The nature of noise mask tasks and the specific noise used to mask the stimulus may influence the discriminations being measured and could help explain the contradictory ideas that either form or motion information underpins biological motion processing. Careful experimental design and stimulus creation is essential because artifacts in the data, caused by task effects, can dramatically affect the results and their interpretation. The challenge of designing an elegant task with which to gather a clean measure of a specific perceptual ability becomes more difficult as the stimulus needed to elicit the ability becomes more complex. Attempts to separate form and motion information in the PLW are hampered by the intimate relationship between the two in biological motion stimuli (Troje, Westhoff, & Lavrov,
2005). Therefore not only is it important to consider the informational content of both the signal and noise, but also to compare performance across a number of tasks probing the same question. Such an approach will demonstrate if a particular measure or effect is task dependent.

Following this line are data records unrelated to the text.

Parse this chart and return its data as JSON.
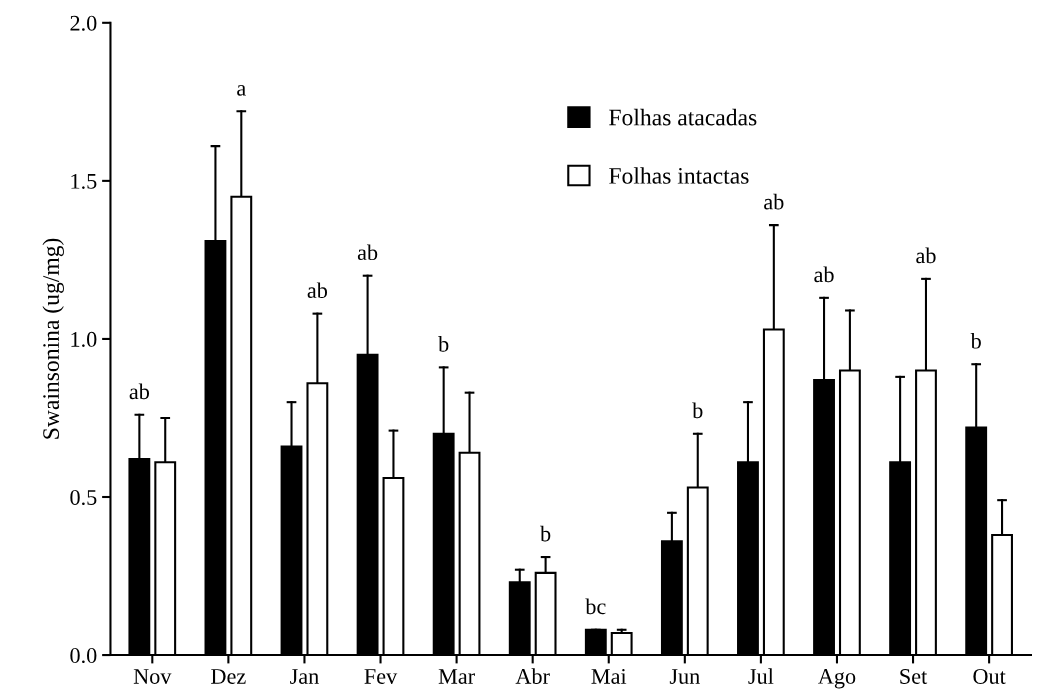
{
  "chart_data": {
    "type": "bar",
    "ylabel": "Swainsonina (ug/mg)",
    "categories": [
      "Nov",
      "Dez",
      "Jan",
      "Fev",
      "Mar",
      "Abr",
      "Mai",
      "Jun",
      "Jul",
      "Ago",
      "Set",
      "Out"
    ],
    "series": [
      {
        "name": "Folhas atacadas",
        "color": "#000000",
        "values": [
          0.62,
          1.31,
          0.66,
          0.95,
          0.7,
          0.23,
          0.08,
          0.36,
          0.61,
          0.87,
          0.61,
          0.72
        ],
        "errors": [
          [
            0.62,
            0.76
          ],
          [
            1.31,
            1.61
          ],
          [
            0.66,
            0.8
          ],
          [
            0.95,
            1.2
          ],
          [
            0.7,
            0.91
          ],
          [
            0.23,
            0.27
          ],
          [
            0.08,
            0.08
          ],
          [
            0.36,
            0.45
          ],
          [
            0.61,
            0.8
          ],
          [
            0.87,
            1.13
          ],
          [
            0.61,
            0.88
          ],
          [
            0.72,
            0.92
          ]
        ]
      },
      {
        "name": "Folhas intactas",
        "color": "#ffffff",
        "values": [
          0.61,
          1.45,
          0.86,
          0.56,
          0.64,
          0.26,
          0.07,
          0.53,
          1.03,
          0.9,
          0.9,
          0.38
        ],
        "errors": [
          [
            0.61,
            0.75
          ],
          [
            1.45,
            1.72
          ],
          [
            0.86,
            1.08
          ],
          [
            0.56,
            0.71
          ],
          [
            0.64,
            0.83
          ],
          [
            0.26,
            0.31
          ],
          [
            0.07,
            0.08
          ],
          [
            0.53,
            0.7
          ],
          [
            1.03,
            1.36
          ],
          [
            0.9,
            1.09
          ],
          [
            0.9,
            1.19
          ],
          [
            0.38,
            0.49
          ]
        ]
      }
    ],
    "ylim": [
      0,
      2.0
    ],
    "yticks": [
      {
        "value": 0,
        "label": "0.0"
      },
      {
        "value": 0.5,
        "label": "0.5"
      },
      {
        "value": 1.0,
        "label": "1.0"
      },
      {
        "value": 1.5,
        "label": "1.5"
      },
      {
        "value": 2.0,
        "label": "2.0"
      }
    ],
    "legend": "top",
    "annotations": [
      "ab",
      "a",
      "ab",
      "ab",
      "b",
      "b",
      "bc",
      "b",
      "ab",
      "ab",
      "ab",
      "b"
    ]
  }
}
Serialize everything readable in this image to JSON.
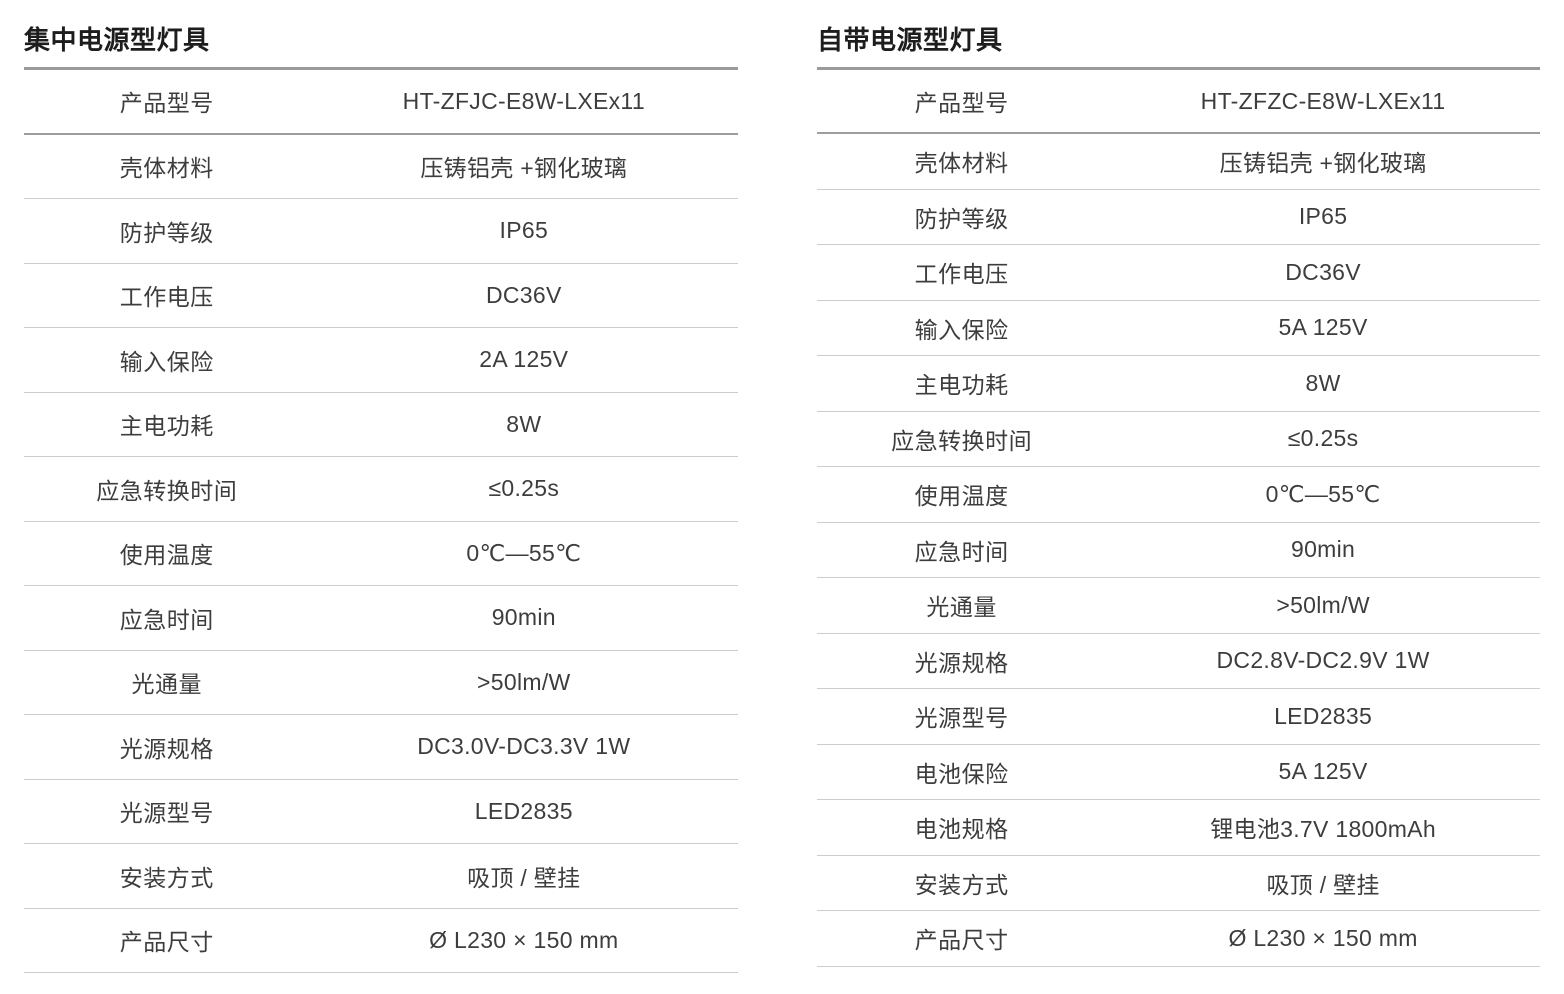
{
  "page": {
    "background_color": "#ffffff",
    "text_color": "#3d3d3d",
    "rule_color_strong": "#9a9a9a",
    "rule_color_light": "#cdcdcd"
  },
  "tables": [
    {
      "title": "集中电源型灯具",
      "rows": [
        {
          "label": "产品型号",
          "value": "HT-ZFJC-E8W-LXEx11"
        },
        {
          "label": "壳体材料",
          "value": "压铸铝壳 +钢化玻璃"
        },
        {
          "label": "防护等级",
          "value": "IP65"
        },
        {
          "label": "工作电压",
          "value": "DC36V"
        },
        {
          "label": "输入保险",
          "value": "2A 125V"
        },
        {
          "label": "主电功耗",
          "value": "8W"
        },
        {
          "label": "应急转换时间",
          "value": "≤0.25s"
        },
        {
          "label": "使用温度",
          "value": "0℃—55℃"
        },
        {
          "label": "应急时间",
          "value": "90min"
        },
        {
          "label": "光通量",
          "value": ">50lm/W"
        },
        {
          "label": "光源规格",
          "value": "DC3.0V-DC3.3V 1W"
        },
        {
          "label": "光源型号",
          "value": "LED2835"
        },
        {
          "label": "安装方式",
          "value": "吸顶 / 壁挂"
        },
        {
          "label": "产品尺寸",
          "value": "Ø L230 × 150 mm"
        }
      ]
    },
    {
      "title": "自带电源型灯具",
      "rows": [
        {
          "label": "产品型号",
          "value": "HT-ZFZC-E8W-LXEx11"
        },
        {
          "label": "壳体材料",
          "value": "压铸铝壳 +钢化玻璃"
        },
        {
          "label": "防护等级",
          "value": "IP65"
        },
        {
          "label": "工作电压",
          "value": "DC36V"
        },
        {
          "label": "输入保险",
          "value": "5A 125V"
        },
        {
          "label": "主电功耗",
          "value": "8W"
        },
        {
          "label": "应急转换时间",
          "value": "≤0.25s"
        },
        {
          "label": "使用温度",
          "value": "0℃—55℃"
        },
        {
          "label": "应急时间",
          "value": "90min"
        },
        {
          "label": "光通量",
          "value": ">50lm/W"
        },
        {
          "label": "光源规格",
          "value": "DC2.8V-DC2.9V 1W"
        },
        {
          "label": "光源型号",
          "value": "LED2835"
        },
        {
          "label": "电池保险",
          "value": "5A 125V"
        },
        {
          "label": "电池规格",
          "value": "锂电池3.7V 1800mAh"
        },
        {
          "label": "安装方式",
          "value": "吸顶 / 壁挂"
        },
        {
          "label": "产品尺寸",
          "value": "Ø L230 × 150 mm"
        }
      ]
    }
  ]
}
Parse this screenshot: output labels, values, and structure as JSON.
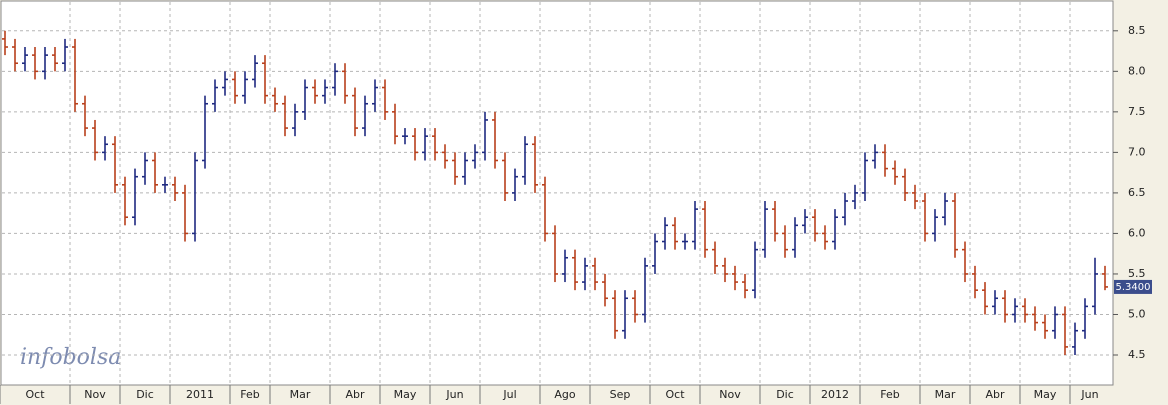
{
  "chart_data": {
    "type": "ohlc",
    "watermark": "infobolsa",
    "categories": [
      "Oct",
      null,
      null,
      null,
      null,
      null,
      null,
      "Nov",
      null,
      null,
      null,
      null,
      "Dic",
      null,
      null,
      null,
      null,
      "2011",
      null,
      null,
      null,
      null,
      null,
      "Feb",
      null,
      null,
      null,
      "Mar",
      null,
      null,
      null,
      null,
      null,
      "Abr",
      null,
      null,
      null,
      null,
      "May",
      null,
      null,
      null,
      null,
      "Jun",
      null,
      null,
      null,
      null,
      "Jul",
      null,
      null,
      null,
      null,
      null,
      "Ago",
      null,
      null,
      null,
      null,
      "Sep",
      null,
      null,
      null,
      null,
      null,
      "Oct",
      null,
      null,
      null,
      null,
      "Nov",
      null,
      null,
      null,
      null,
      null,
      "Dic",
      null,
      null,
      null,
      null,
      "2012",
      null,
      null,
      null,
      null,
      "Feb",
      null,
      null,
      null,
      null,
      null,
      "Mar",
      null,
      null,
      null,
      null,
      "Abr",
      null,
      null,
      null,
      null,
      "May",
      null,
      null,
      null,
      null,
      "Jun",
      null,
      null,
      null
    ],
    "open": [
      8.4,
      8.3,
      8.1,
      8.2,
      8.0,
      8.2,
      8.1,
      8.3,
      7.6,
      7.3,
      7.0,
      7.1,
      6.6,
      6.2,
      6.7,
      6.9,
      6.6,
      6.6,
      6.5,
      6.0,
      6.9,
      7.6,
      7.8,
      7.9,
      7.7,
      7.9,
      8.1,
      7.7,
      7.6,
      7.3,
      7.5,
      7.8,
      7.7,
      7.8,
      8.0,
      7.7,
      7.3,
      7.6,
      7.8,
      7.5,
      7.2,
      7.2,
      7.0,
      7.2,
      7.0,
      6.9,
      6.7,
      6.9,
      7.0,
      7.4,
      6.9,
      6.5,
      6.7,
      7.1,
      6.6,
      6.0,
      5.5,
      5.7,
      5.4,
      5.6,
      5.4,
      5.2,
      4.8,
      5.2,
      5.0,
      5.6,
      5.9,
      6.1,
      5.9,
      5.9,
      6.3,
      5.8,
      5.6,
      5.5,
      5.4,
      5.3,
      5.8,
      6.3,
      6.0,
      5.8,
      6.1,
      6.2,
      6.0,
      5.9,
      6.2,
      6.4,
      6.5,
      6.9,
      7.0,
      6.8,
      6.7,
      6.5,
      6.4,
      6.0,
      6.2,
      6.4,
      5.8,
      5.5,
      5.3,
      5.1,
      5.2,
      5.0,
      5.1,
      5.0,
      4.9,
      4.8,
      5.0,
      4.6,
      4.8,
      5.1,
      5.5
    ],
    "high": [
      8.5,
      8.4,
      8.3,
      8.3,
      8.3,
      8.3,
      8.4,
      8.4,
      7.7,
      7.4,
      7.2,
      7.2,
      6.7,
      6.8,
      7.0,
      7.0,
      6.7,
      6.7,
      6.6,
      7.0,
      7.7,
      7.9,
      8.0,
      8.0,
      8.0,
      8.2,
      8.2,
      7.8,
      7.7,
      7.6,
      7.9,
      7.9,
      7.9,
      8.1,
      8.1,
      7.8,
      7.7,
      7.9,
      7.9,
      7.6,
      7.3,
      7.3,
      7.3,
      7.3,
      7.1,
      7.0,
      7.0,
      7.1,
      7.5,
      7.5,
      7.0,
      6.8,
      7.2,
      7.2,
      6.7,
      6.1,
      5.8,
      5.8,
      5.7,
      5.7,
      5.5,
      5.3,
      5.3,
      5.3,
      5.7,
      6.0,
      6.2,
      6.2,
      6.0,
      6.4,
      6.4,
      5.9,
      5.7,
      5.6,
      5.5,
      5.9,
      6.4,
      6.4,
      6.1,
      6.2,
      6.3,
      6.3,
      6.1,
      6.3,
      6.5,
      6.6,
      7.0,
      7.1,
      7.1,
      6.9,
      6.8,
      6.6,
      6.5,
      6.3,
      6.5,
      6.5,
      5.9,
      5.6,
      5.4,
      5.3,
      5.3,
      5.2,
      5.2,
      5.1,
      5.0,
      5.1,
      5.1,
      4.9,
      5.2,
      5.7,
      5.6
    ],
    "low": [
      8.2,
      8.0,
      8.0,
      7.9,
      7.9,
      8.0,
      8.0,
      7.5,
      7.2,
      6.9,
      6.9,
      6.5,
      6.1,
      6.1,
      6.6,
      6.5,
      6.5,
      6.4,
      5.9,
      5.9,
      6.8,
      7.5,
      7.7,
      7.6,
      7.6,
      7.8,
      7.6,
      7.5,
      7.2,
      7.2,
      7.4,
      7.6,
      7.6,
      7.7,
      7.6,
      7.2,
      7.2,
      7.5,
      7.4,
      7.1,
      7.1,
      6.9,
      6.9,
      6.9,
      6.8,
      6.6,
      6.6,
      6.8,
      6.9,
      6.8,
      6.4,
      6.4,
      6.6,
      6.5,
      5.9,
      5.4,
      5.4,
      5.3,
      5.3,
      5.3,
      5.1,
      4.7,
      4.7,
      4.9,
      4.9,
      5.5,
      5.8,
      5.8,
      5.8,
      5.8,
      5.7,
      5.5,
      5.4,
      5.3,
      5.2,
      5.2,
      5.7,
      5.9,
      5.7,
      5.7,
      6.0,
      5.9,
      5.8,
      5.8,
      6.1,
      6.3,
      6.4,
      6.8,
      6.7,
      6.6,
      6.4,
      6.3,
      5.9,
      5.9,
      6.1,
      5.7,
      5.4,
      5.2,
      5.0,
      5.0,
      4.9,
      4.9,
      4.9,
      4.8,
      4.7,
      4.7,
      4.5,
      4.5,
      4.7,
      5.0,
      5.3
    ],
    "close": [
      8.3,
      8.1,
      8.2,
      8.0,
      8.2,
      8.1,
      8.3,
      7.6,
      7.3,
      7.0,
      7.1,
      6.6,
      6.2,
      6.7,
      6.9,
      6.6,
      6.6,
      6.5,
      6.0,
      6.9,
      7.6,
      7.8,
      7.9,
      7.7,
      7.9,
      8.1,
      7.7,
      7.6,
      7.3,
      7.5,
      7.8,
      7.7,
      7.8,
      8.0,
      7.7,
      7.3,
      7.6,
      7.8,
      7.5,
      7.2,
      7.2,
      7.0,
      7.2,
      7.0,
      6.9,
      6.7,
      6.9,
      7.0,
      7.4,
      6.9,
      6.5,
      6.7,
      7.1,
      6.6,
      6.0,
      5.5,
      5.7,
      5.4,
      5.6,
      5.4,
      5.2,
      4.8,
      5.2,
      5.0,
      5.6,
      5.9,
      6.1,
      5.9,
      5.9,
      6.3,
      5.8,
      5.6,
      5.5,
      5.4,
      5.3,
      5.8,
      6.3,
      6.0,
      5.8,
      6.1,
      6.2,
      6.0,
      5.9,
      6.2,
      6.4,
      6.5,
      6.9,
      7.0,
      6.8,
      6.7,
      6.5,
      6.4,
      6.0,
      6.2,
      6.4,
      5.8,
      5.5,
      5.3,
      5.1,
      5.2,
      5.0,
      5.1,
      5.0,
      4.9,
      4.8,
      5.0,
      4.6,
      4.8,
      5.1,
      5.5,
      5.34
    ],
    "last_close_label": "5.3400",
    "up_color": "#1f2a80",
    "down_color": "#b8401c",
    "ylim": [
      4.13,
      8.88
    ],
    "yticks": [
      4.5,
      {
        "value": 5,
        "label": "5.0"
      },
      5.5,
      {
        "value": 6,
        "label": "6.0"
      },
      6.5,
      {
        "value": 7,
        "label": "7.0"
      },
      7.5,
      {
        "value": 8,
        "label": "8.0"
      },
      8.5
    ],
    "grid": true
  }
}
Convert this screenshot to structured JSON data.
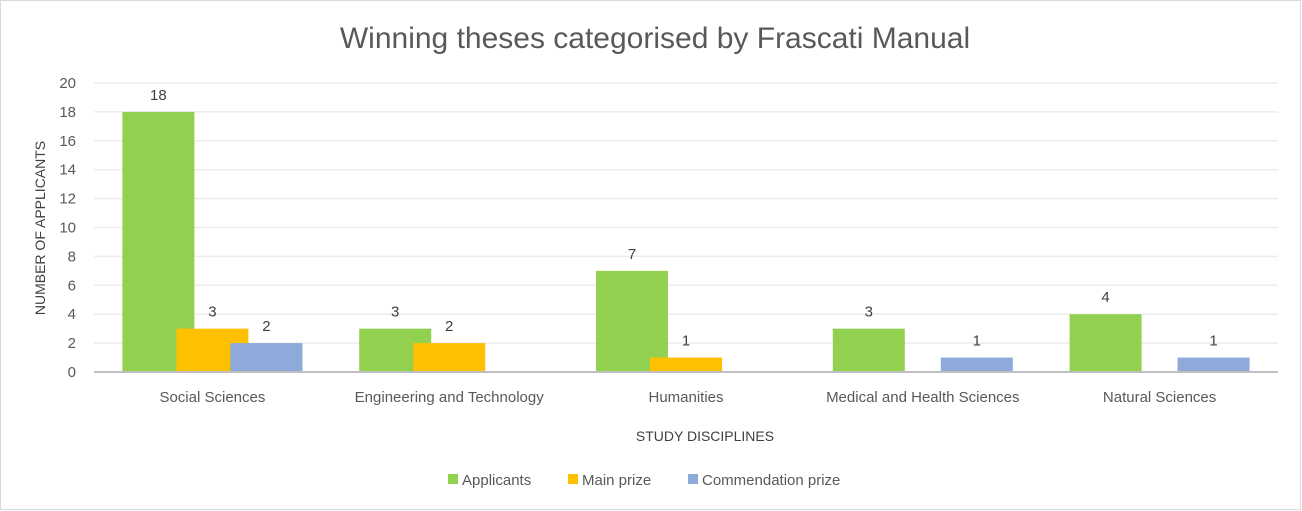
{
  "chart_data": {
    "type": "bar",
    "title": "Winning theses categorised by Frascati Manual",
    "xlabel": "STUDY DISCIPLINES",
    "ylabel": "NUMBER OF APPLICANTS",
    "ylim": [
      0,
      20
    ],
    "yticks": [
      0,
      2,
      4,
      6,
      8,
      10,
      12,
      14,
      16,
      18,
      20
    ],
    "grid": true,
    "legend_position": "bottom",
    "categories": [
      "Social Sciences",
      "Engineering  and Technology",
      "Humanities",
      "Medical  and  Health  Sciences",
      "Natural  Sciences"
    ],
    "series": [
      {
        "name": "Applicants",
        "color": "#92d050",
        "values": [
          18,
          3,
          7,
          3,
          4
        ]
      },
      {
        "name": "Main prize",
        "color": "#ffc000",
        "values": [
          3,
          2,
          1,
          0,
          0
        ]
      },
      {
        "name": "Commendation prize",
        "color": "#8eaadb",
        "values": [
          2,
          0,
          0,
          1,
          1
        ]
      }
    ]
  }
}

An alternative to noise mask based detection tasks is a discrimination task using a control that has been scrambled in such a manner as to reduce recognition performance. By offsetting the path of each dot of the PLW by a random number of frames, the PLW is phase-scrambled. This control corrupts the temporal relationships between dots but preserves the local motion of the dots. Because the local motion trajectories of the stimulus and control are the same any discrimination must arise from the relationship between the component motions (i.e. motion integration). Such a control is widely employed within the literature (Ahlström, Blake, & Ahlström,
1997; Bertenthal & Pinto,
1994) and prevents the organization of the constituent dots into a walking person by destroying the internal coherence and phase relations of the dots, while maintaining the temporal and spatial characteristics of each individual dot at a local level. This task also allows for much shorter display durations than a noise mask task, allowing the variations in the gait cycle to be studied in greater detail. The contributions of static form and motion integration to biological motion processing can also be assessed by comparing performance against static presentations of the same discrimination task.
The reported temporal detection limit of 200 ms for a PLW (Johansson,
1976) is considerably shorter than the duration of a full gait cycle. Therefore, to prevent ceiling effects in PLW tasks, presentation times are regularly limited to a fraction of the total cycle. Common practice dictates that the portion of gait cycle displayed in any experimental interval is randomized throughout the experimental task. However recent research suggests that the form inherent in biological motion displays is a crucial source of information for human performance (Hiris,
2007; Lange, Georg, & Lappe,
2006). The periodic changes in form throughout the gait cycle present an opportunity to test the assumption that the strength of form information remains constant throughout the gait cycle. The following experiments were designed to address these issues. Our experiments examined the detection and discrimination of biological motion in briefly presented segments of gait cycle.
Our results may indicate that the perception of biological motion may be driven by form information, and that static form is supported by form expressed through integrative motion signals. However, we find that the choice of task affects this relationship, and therefore conclusions should be drawn cautiously. Different experimental designs and different actions could potentially lead to different interpretations of the relationship between form and motion information in the PLW. Biological motion, as represented by the PLW, is a complex visual stimulus and the types of information within are highly interrelated. Methodological details can dramatically influence the findings; and our results demonstrate the importance of using a number of approaches, and the convergent evidence they produce, to study biological motion.